There’s been a few updates to this thread, so please make sure to keep up with the latest posts at the bottom!
Sorry for starting another thread on these bulbs, but this warrants a new thread (I think). This thread provides the device type for the GE Link Bulb modified by community members specifically to allow ST to receive the bulb’s “ON” status when it’s manually turned on by a switch - not the app.
Thank you to this community for all the help, especially @Sticks18 for the code snippet that did the trick. This was a shortcoming to address between ST and the bulb, and this community did it. The device type code below works for the several bulbs I have. Now whenever someone in my house turns on a lamp with one of these bulbs ST’s app correctly shows the status of the bulb - yea!

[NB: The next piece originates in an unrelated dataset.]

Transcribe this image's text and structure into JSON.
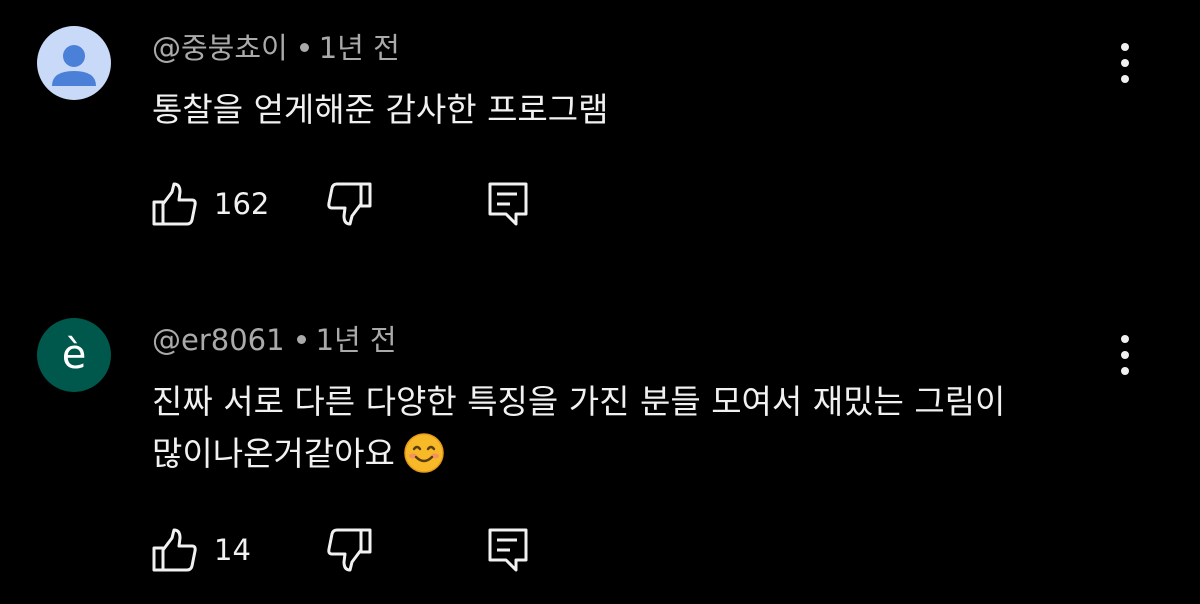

No worries @wackware,and thanks. The parse was modified to also look at case “1000” and case “1001” that the stock device type wasn’t checking for in the catchall string.
Once debug and trace info was opened up to see everything possible, Sticks18 picked up on the fact the device passed different values for when the app turned on the bulb vs manually turning it on: (hopefully I got that right)
If I’m not mistaken, @urman found an issue with dimming because the hex value was not padded with zero and someone had a workaround. Does your device type include this workaround or am I thinking about some other issue?
@beckwith, actually the code was there to address a smooth transition, but the parameter value for level was 0000. I updated the code to make it 1500, and tested to see that it works, and it does transition smoothly. Now, the issue with anything below 7 is still there, for now.
This is right. The problem was that the response message format was different when the bulb gets an ‘on’ command (default response) versus the ‘refresh’ command (read attributes response). This fix should help correct the bulb state when it gets out of sync by getting the right on/off state when refresh is called.
I don’t think it fixes getting status when physical power is off, or automatically updating to ‘on’ when a physical switch turns it ‘on’. It will update correctly to ‘on’ as long as refresh is called though. I’m still working on these scenarios.
Anyone make progress on the setLevel stuff? It seems to bounce around because it gets multiple responses.
My take: I’m honestly happy with the fact that a $15 bulb is controllable at all. It makes me even happier that this wonderful community is making it better. Keep it up, y’all. Nice work.
Hi @sjones0812, I know my GE Dimmer Switches do that when I turn them on, but I’m not sure if that’s the code or the physical device doing the transition. I’ll poke around and see how that works.
There was some work done to try and fix that, but we haven’t gotten it working yet because the bulb loses the setting when turned off at the switch. Hopefully soon.
Nice fix. Hopefully it can be rolled into the official devicetype @urman…
I am amazed at these bulbs, cheap, easy and a great learning experience for lights in ST / Zigbee.
Now if we could just get a zigbee topology map from ST to see if these things are actually extending zigbee as a router, or just acting as endpoints even though they support routing…
Here’s a fix for dimming below 7. Thanks to @kelchm for suggesting the hex() function. I just tweaked his code to transform the level percent from ST to a value the device can use before sending it to the hex() function. I couldn’t test it, but it should work.